また、ほとんどの三国志に関わる漫画や小説の中で、貂蝉を登場させなかった小説もある。ハードボイルド作家の北方謙三(きたかたけんぞう)氏の書く「三国志」である。興味のある方はぜひ読んで頂きたい。貂蝉は史実にない美女だけに民間伝承も作られ放題であり、いろいろな伝説が語り継がれている。その一つに、貂蝉は王允の依頼を受けた名医華佗(かだ)が、死体を集めて作った人造人間であった、というものさえ存在する。

徐栄(じょえい)~董卓から絶大なる信頼を得ていた将軍~

董卓配下の名将で、長安撤退時に追撃にきた曹操(そうそう)を撃退している。敗れた曹操軍が士気旺盛なのを見て、深追いを避けたという分別も持ち合わせていた。昔から西は強兵を出し、東は官僚を出すというように董卓配下には名将が多い。当時の董卓陣営の戦力は、反董卓連合軍を動けなくするほど評価が高かったと言われている。

蔡 邕(さいよう)~董卓に重宝された学問者~

天文、音楽、歴史など幅広い学問に通じた当時随一の大学者で、清流派からの支持も高かった。董卓からも重用され、失言と失政を続ける董卓政権を支え続けた人物である。義理に厚く、董卓の死後、彼の死を素直に悔やんだが、それ自体が罪であるとして、董卓政権を打倒した王允に斬殺されるという壮絶な最後を遂げる。

反董卓軍勢力~次の時代の英雄たち~

~反董卓軍勢力~
同世代に生きる者、それも生殺与奪の権を握られた者たちにとっては、董卓はやはりとんでもない男だった。それは、宮廷から相次いで藷将が逃げ出していったことでも分かる。もともと、小帝廃止に反対していた袁紹は、董卓から補佐を請われても辞退し、その足で地元・翼州へと逃走。
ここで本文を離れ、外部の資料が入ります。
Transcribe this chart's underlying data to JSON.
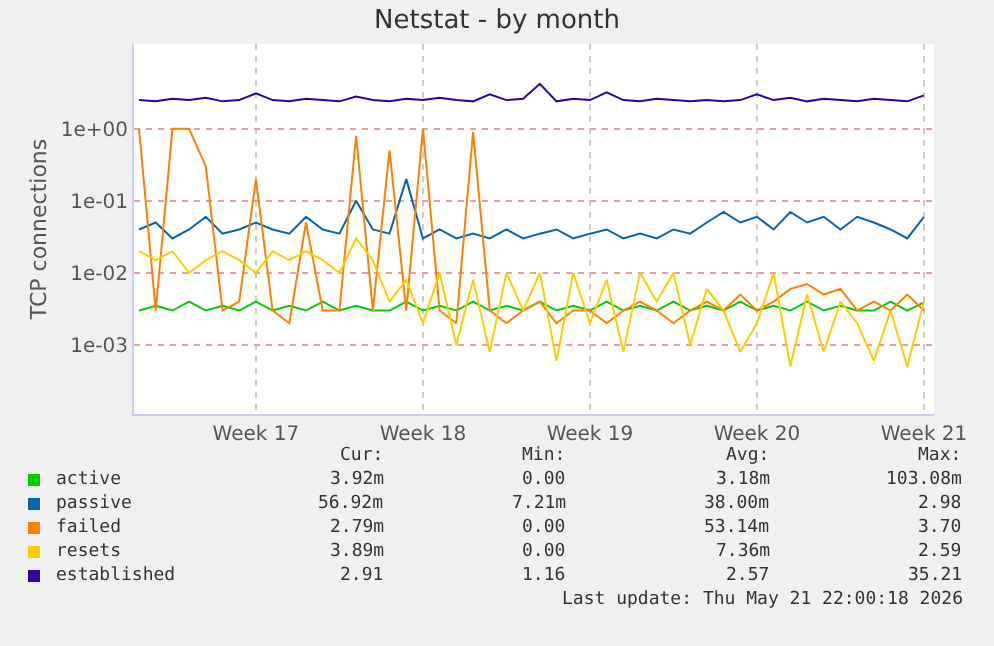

若輩ながら黄巾の乱で頭角を表わし始めていた曹操や袁術も、昇進の実はとりながら都を脱出している。こうして地元へと逃げ帰った諸将だが、独力では無理でも結集すれば董卓を倒せる、と連合軍を結成。袁紹、曹操を軸に、のちに呉国へとつながる磯を築く孫堅なども反董卓の名乗りを上げた。史実ではまだ名前すら出てきていないが、演義ではかの有名な劉備(玄徳)・関羽・張飛の三兄弟も参戦している。